Loki, unlike many Asgardians, knew the value of a suitable dose of fear. A little fear kept you sharp. It kept you careful. It kept you alive. Claiming you feared nothing was, to his mind, the height of stupidity.
But the sheer levels of fear he'd experienced during the thunderstorm had ruined him, made him almost as stupid as those who claimed they feared nothing. It had been quite a long time and he had stayed successfully hidden here in Midgard. He had started to feel safe. Almost as dangerous. He hadn't realised he could be that frightened, and it made him almost angry to think how he must have appeared to the mortals.
"Good morning, Mr Lawson."
It was the night shift doctor, evidently checking in just before going home. Loki made the effort. He'd worked very hard during his stay here not to be sent to the psychotherapy ward, and after his little slip last night he was going to have to make up a lot of ground. He smiled. Charm flooded his voice.
"Good morning, doctor."
And then the human doctor had stepped back and around him (how had he managed to conceal such a bulk behind a slender mortal form?) stepped a massive young blond man, his expression of gentle bearded amiability belied by the flint-like look in those blue eyes. "This is Doctor Blake," the night shift doctor had said, although Loki was barely listening to him at this point. "He's come down specifically to take a look at your case."
Thor nodded and smiled (to Loki's eye, smugly) and said nothing. He was wearing a white coat and a badge, and altogether looked very official, apart from the sheer size of him. The white coat seemed strained at the shoulders, as if about to split. He could never have orchestrated even this minor subterfuge himself. Somebody must have helped him.
"How…thoughtful," whispered Loki.
Thor came around the bed as the mortal doctor departed, and managed to squeeze himself into the chair set up for visitors. Loki never had visitors.
They sat in silence for a moment. At times like this the ward felt fairly quiet, even peaceful, with the patchy sunlight coming in through the window like the touch of god, and the other occupants silent or sleeping in their beds.
"Hiding amongst the sick and the dying of Midgard," said Thor at last, conversationally. "I would never have thought it of you, brother."
"It's surprising the things you learn," said Loki, a little alarmed at how much his voice was cracking, "from the dying. You shouldn't have come here."
Thor shook his big head, sadly. "Loki…there are many people looking for you, including our father. You have done great wrong and there have been calls for your return and punishment. "
"You shouldn't have come," repeated Loki, softly, perhaps almost as sadly, and he swiftly reached down into the newly enlightened part of his mind, bundled up a brand new sorcery and threw it at Thor in less time than it took to blink.
Let there be light…
Loki stood over the now collapsed figure on the floor, who was shivering, shrunken and making soft sounds of distress that sounded very familiar after six weeks' worth of hospital nights.

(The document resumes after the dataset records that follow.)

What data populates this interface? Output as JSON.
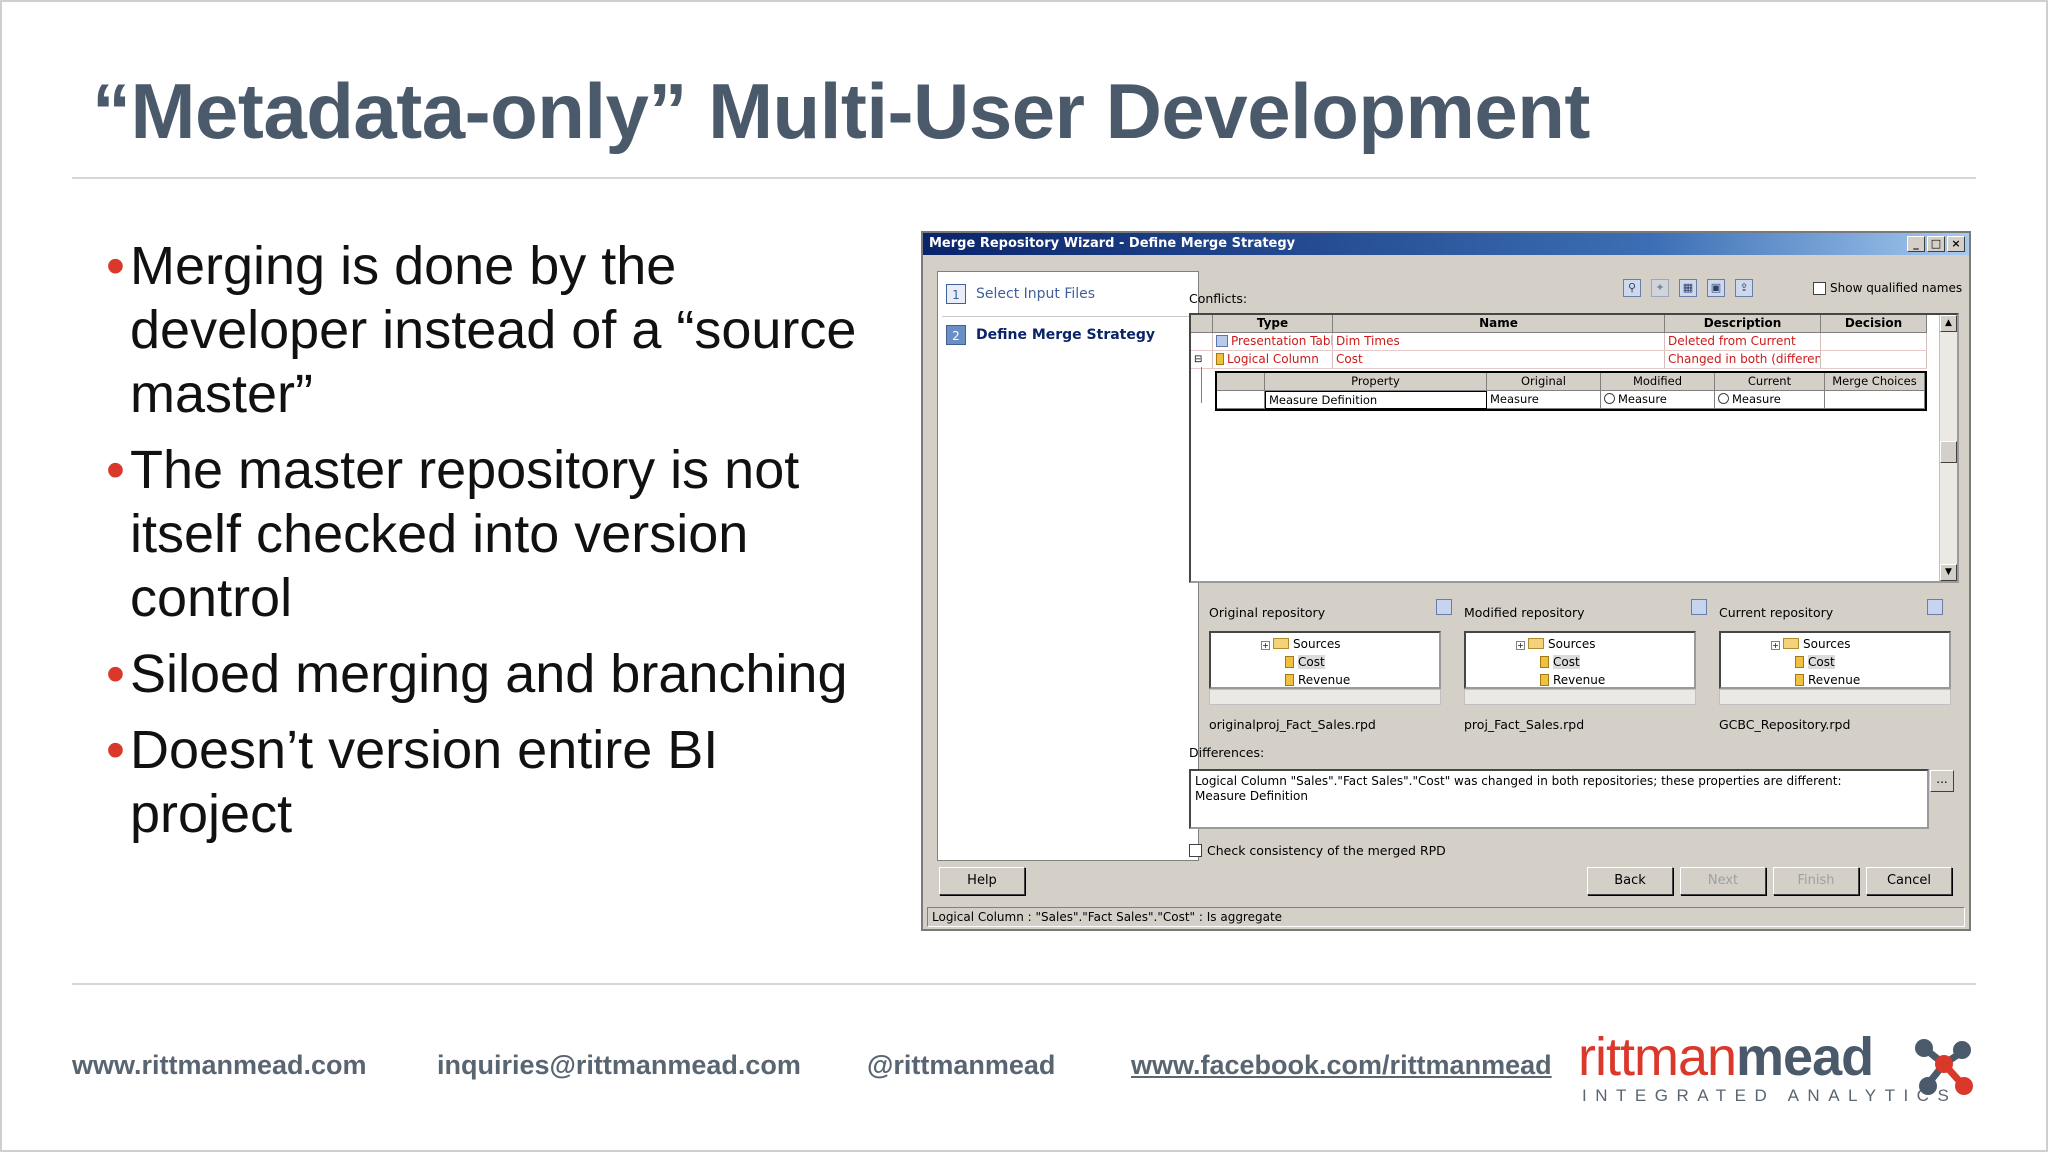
{
  "slide": {
    "title": "“Metadata-only” Multi-User Development",
    "bullets": [
      "Merging is done by the developer instead of a “source master”",
      "The master repository is not itself checked into version control",
      "Siloed merging and branching",
      "Doesn’t version entire BI project"
    ],
    "bullet_marker": "•"
  },
  "dialog": {
    "title": "Merge Repository Wizard - Define Merge Strategy",
    "window_buttons": [
      "_",
      "□",
      "×"
    ],
    "steps": [
      {
        "num": "1",
        "label": "Select Input Files"
      },
      {
        "num": "2",
        "label": "Define Merge Strategy"
      }
    ],
    "conflicts_label": "Conflicts:",
    "show_qualified_names": "Show qualified names",
    "toolbar_icons": [
      "binoculars-icon",
      "pin-icon",
      "grid-icon",
      "save-icon",
      "export-icon"
    ],
    "conflict_columns": [
      "Type",
      "Name",
      "Description",
      "Decision"
    ],
    "conflict_rows": [
      {
        "type": "Presentation Table",
        "name": "Dim Times",
        "description": "Deleted from Current",
        "decision": ""
      },
      {
        "type": "Logical Column",
        "name": "Cost",
        "description": "Changed in both (different)",
        "decision": ""
      }
    ],
    "property_columns": [
      "Property",
      "Original",
      "Modified",
      "Current",
      "Merge Choices"
    ],
    "property_rows": [
      {
        "property": "Measure Definition",
        "original": "Measure",
        "modified": "Measure",
        "current": "Measure",
        "merge_choices": ""
      }
    ],
    "repositories": [
      {
        "label": "Original repository",
        "file": "originalproj_Fact_Sales.rpd",
        "tree": [
          "Sources",
          "Cost",
          "Revenue"
        ]
      },
      {
        "label": "Modified repository",
        "file": "proj_Fact_Sales.rpd",
        "tree": [
          "Sources",
          "Cost",
          "Revenue"
        ]
      },
      {
        "label": "Current repository",
        "file": "GCBC_Repository.rpd",
        "tree": [
          "Sources",
          "Cost",
          "Revenue"
        ]
      }
    ],
    "differences_label": "Differences:",
    "differences_text": "Logical Column \"Sales\".\"Fact Sales\".\"Cost\" was changed in both repositories; these properties are different:",
    "differences_text2": "Measure Definition",
    "ellipsis_button": "...",
    "check_consistency": "Check consistency of the merged RPD",
    "buttons": {
      "help": "Help",
      "back": "Back",
      "next": "Next",
      "finish": "Finish",
      "cancel": "Cancel"
    },
    "status": "Logical Column : \"Sales\".\"Fact Sales\".\"Cost\" : Is aggregate"
  },
  "footer": {
    "website": "www.rittmanmead.com",
    "email": "inquiries@rittmanmead.com",
    "twitter": "@rittmanmead",
    "facebook": "www.facebook.com/rittmanmead"
  },
  "logo": {
    "word_part1": "rittman",
    "word_part2": "mead",
    "tagline": "INTEGRATED ANALYTICS",
    "colors": {
      "red": "#d9382b",
      "slate": "#4a5a6b"
    }
  }
}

"I'll turn the lamp on for you, shall I?" he whispered, and pressed his call button for the nurse.
Friday, 2 December, 2011
2.53pm
There were ducks.
In the wind, the water on the lake made odd passing patterns, moving back and forth as the ducks passed, unheeding, across it. The cries of the elderly, bearded blond patient in the neighbouring ward grew louder. Despairing cries. Animal cries. Wordless, sad, frightened, and quite horrible.
Sometimes he would manage to cry out "Help me. Help me, please."
Loki was concentrating very hard on the ducks, and not on those sounds.